Di depanku Erika duduk dengan tenang. Wajah yang teduh, tenang, bak telaga kedamaian. Rambutnya yang hitam sebatas bahu. Matanya yang bening dan tajam. Hidungnya, bibirnya dan ketika aku menatap semuanya ia mengangkat wajahnya. Aku tersenyum dan iapun tersenyum.
When eyes meet eyes and the feelings strong. I turn the way from the warmth. Stumble and fall but I give you it all (untuk melukiskan suasana ini kupinjam sepotong syair lagu Women in Love nya Barbara Streisand).

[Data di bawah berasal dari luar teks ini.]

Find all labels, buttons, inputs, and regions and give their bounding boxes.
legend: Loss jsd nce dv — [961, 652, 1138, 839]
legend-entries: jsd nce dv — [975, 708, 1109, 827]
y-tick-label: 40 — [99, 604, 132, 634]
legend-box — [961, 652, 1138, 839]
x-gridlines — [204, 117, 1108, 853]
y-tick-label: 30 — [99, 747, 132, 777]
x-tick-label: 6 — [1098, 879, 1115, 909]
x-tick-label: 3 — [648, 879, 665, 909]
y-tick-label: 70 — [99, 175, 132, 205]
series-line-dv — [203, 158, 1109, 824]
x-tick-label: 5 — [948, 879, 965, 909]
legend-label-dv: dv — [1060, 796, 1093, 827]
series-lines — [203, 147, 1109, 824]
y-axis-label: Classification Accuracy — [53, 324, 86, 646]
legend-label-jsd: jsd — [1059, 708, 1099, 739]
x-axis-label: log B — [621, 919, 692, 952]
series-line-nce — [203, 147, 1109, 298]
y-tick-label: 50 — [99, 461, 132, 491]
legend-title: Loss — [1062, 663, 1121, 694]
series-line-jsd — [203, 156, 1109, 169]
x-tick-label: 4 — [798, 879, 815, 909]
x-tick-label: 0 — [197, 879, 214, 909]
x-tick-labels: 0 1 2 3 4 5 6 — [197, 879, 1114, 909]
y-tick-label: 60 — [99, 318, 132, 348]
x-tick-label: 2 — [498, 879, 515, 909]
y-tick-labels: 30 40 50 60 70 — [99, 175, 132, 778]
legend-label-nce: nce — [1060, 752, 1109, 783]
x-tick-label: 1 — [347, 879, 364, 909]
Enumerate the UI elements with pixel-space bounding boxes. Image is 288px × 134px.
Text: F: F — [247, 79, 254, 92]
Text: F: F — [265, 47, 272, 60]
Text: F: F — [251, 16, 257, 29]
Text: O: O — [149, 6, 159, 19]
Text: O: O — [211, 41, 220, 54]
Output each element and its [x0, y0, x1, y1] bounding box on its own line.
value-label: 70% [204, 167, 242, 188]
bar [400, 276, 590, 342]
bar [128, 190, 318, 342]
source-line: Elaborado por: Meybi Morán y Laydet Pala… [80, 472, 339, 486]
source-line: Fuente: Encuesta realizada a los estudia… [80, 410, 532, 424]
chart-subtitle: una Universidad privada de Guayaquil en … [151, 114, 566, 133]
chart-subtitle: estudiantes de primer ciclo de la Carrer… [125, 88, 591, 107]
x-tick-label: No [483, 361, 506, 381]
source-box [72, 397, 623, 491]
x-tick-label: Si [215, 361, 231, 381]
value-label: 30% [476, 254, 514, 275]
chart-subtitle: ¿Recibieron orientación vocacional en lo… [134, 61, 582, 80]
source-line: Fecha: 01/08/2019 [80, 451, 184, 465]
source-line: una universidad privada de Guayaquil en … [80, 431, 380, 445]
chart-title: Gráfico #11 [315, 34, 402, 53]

"Hensa, bagaimana perasaan hatimu saat ini ?" suara Erika demikian tenang.
"Aku tidak tahu. Tapi nampaknya hari ini aku merasa kau sangat lain, " kataku. Kulihat Erika tertunduk. Ia mempermainkan jemarinya dan di sana aku dapat melihat cincin tunangan itu begitu cantik menelusup di jari manis tangan kirinya.
"Aku tak bisa berkata apa-apa Hensa. Aku merasa hari ini kita bertemu untuk yang terakhir. Esok, esok aku tak mungkin bisa memandangmu lagi !" kata Erika sambil memandangku tajam. Aku menghela nafas yang rasanya sesak sekali.
"Rika, aku sudah menyadari semuanya!"
"Terima kasih!" suara Erika tersekat di kerongkongan.
"Hensa, aku juga harus menyadari bahwa esok calon suamiku akan membawaku pergi dari bumi Bogor ini" kata Erika. Rasanya dada ini semakin sesak dan aku hanya dapat memandang Erika yang tertunduk.
"Hensa !" suara Erika lirih sambil memandangku.
"Aku tak mau menangis. Bukankah kau menyukai jika aku tidak menangis?" katanya lagi. Tapi ternyata mata indah itu malah berkaca-kaca dan bibir manis itu bergetar menahan pedih.
"Bukankah kau ingin agar aku tabah?. Tabah menghadapi cobaan ini?" Erika tertunduk. Setitik air mata jatuh diatas jemarinya.